The contemporary art crowd are a pretty cosmopolitan lot. But few traverse quite as diverse a cultural landscape as globe-trotting museum adviser Alexandre Colliex.
The Collector caught up with Centre Pompidou’s former head of international development when he made a flying visit to Hong Kong last month and he shared some interesting observations about the rise of museums built by non-museums around the world.
Colliex, who is French, has been working as an independent adviser in recent years and one of his clients is Saudi Aramco, the world’s largest oil producer. This summer will finally see the official opening of its King Abdulaziz Centre for World Culture (or Ithra), housed in a dramatic venue next to the kingdom’s first-ever oil well and shaped like a giant rock formation.
“It is like a Pompidou in the desert,” Colliex says of the museum and multi-purpose cultural hub originally scheduled to open in 2013.

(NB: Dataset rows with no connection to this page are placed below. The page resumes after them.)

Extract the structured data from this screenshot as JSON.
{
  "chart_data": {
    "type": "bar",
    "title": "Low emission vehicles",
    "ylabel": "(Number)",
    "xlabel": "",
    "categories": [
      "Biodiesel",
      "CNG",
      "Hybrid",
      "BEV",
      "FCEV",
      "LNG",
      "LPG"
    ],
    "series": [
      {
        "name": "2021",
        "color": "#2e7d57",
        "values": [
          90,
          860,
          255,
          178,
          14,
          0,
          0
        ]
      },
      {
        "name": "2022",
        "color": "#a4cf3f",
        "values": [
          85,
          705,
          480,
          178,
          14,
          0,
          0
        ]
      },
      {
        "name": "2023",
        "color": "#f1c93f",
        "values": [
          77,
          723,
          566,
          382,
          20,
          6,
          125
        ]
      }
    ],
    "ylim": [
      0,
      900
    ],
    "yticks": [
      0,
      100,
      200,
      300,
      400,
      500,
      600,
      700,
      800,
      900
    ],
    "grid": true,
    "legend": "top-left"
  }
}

His relationship with the Saudis began when he helped arrange a loan of artworks that year from the Pompidou to Dhahran, Aramco’s headquarters, which included paintings by Pablo Picasso. “It was the first art exhibition featuring Picasso in the country. Until that time, representation of the human figure was banned,” he says. “Ithra is one of the signs of the country opening up. It will have cinemas, theatres, exhibition spaces and workshops. And everyone I worked with was open to the idea of promoting cultural exchange.”
There are many advantages to building museums and promoting culture. Saudi Crown Prince Mohammed bin Salman is slowly steering the country away from its extreme conservatism and nepotism, and his moderate views were demonstrated last year by his reported financing of the United Arab Emirates’ US$450 million purchase of Leonardo da Vinci’s Salvator Mundi. It is inconceivable that the old guard would have approved of paying so much for a portrait of Jesus Christ.
As Colliex points out, Ithra is also an example of the country giving its youth a window on the world.
All over the non-Western world, authoritarian governments are similarly using art to soften their image while private enterprises, such as developers hoping to sell their properties at a premium, are doing the same to burnish their brand image.
“Ours is an image-based civilisation. The Tower of Babel is a story of how mankind was punished by being unable to communicate with each other,” Colliex says. “We may not speak each other’s language but we can understand the visual signs. For example, tourists coming to Hong Kong won’t visit the libraries but they will go and see M+ [museum of modern art].”
But all those budding private museum owners out there need to be aware of how hard it is to build up a sustainable programme from scratch, he warns.
“It’s not just about the big, shiny, Pritzker Prize-winning box outside. You need a programme and you need to keep changing it, and make sure the museum is financially sound,” he says. “There are a lot of real-estate developers who open museums but since art exhibitions never break even, they often don’t invest enough in them.”
Colliex has been involved in the Shenzhen government’s new Museum of Contemporary Art and Planning Exhibition (Mocape), a major landmark in Futian district. But the authorities have been sending out requests for programmes mixing contemporary art and urban planning. “For the moment, they don’t really know what they want,” he says.
Beijing’s Red Brick Art Museum, founded by couple Cao Mei and Yan Shijie in 2014, is one of the few private museums in China that consistently presents well-curated exhibitions, Colliex says.
Meanwhile, various financial models are being tested. Also in the capital, the Ullens Centre for Contemporary Art is trying to subsidise the exhibition side with a retail operation and children’s art education programme. In France, the Louis Vuitton Foundation – funded by the luxury brand – has a highly successful museum that now competes with well-established institutions, he says.
The jet-setter is heading off to Marrakech next, where client Hicham Daoudi has just opened his Comptoir des Mines Galerie in a beautiful 1930s art-deco building.
“Morocco has a very exciting art scene for emerging artists since it sits between Europe and the Arab world and looks southward to Africa,” Colliex says. “But I don’t see many Asian collectors going there yet.”
However, there is one project about which he is keeping mum: Adrian Cheng Chi-kong’s rumoured 100,000 sq ft Chow Tai Fook (CTF) museum, located in New World Development’s Victoria Dockside project, on the Tsim Sha Tsui harbourfront. I guess we will just have to keep checking with the company for news.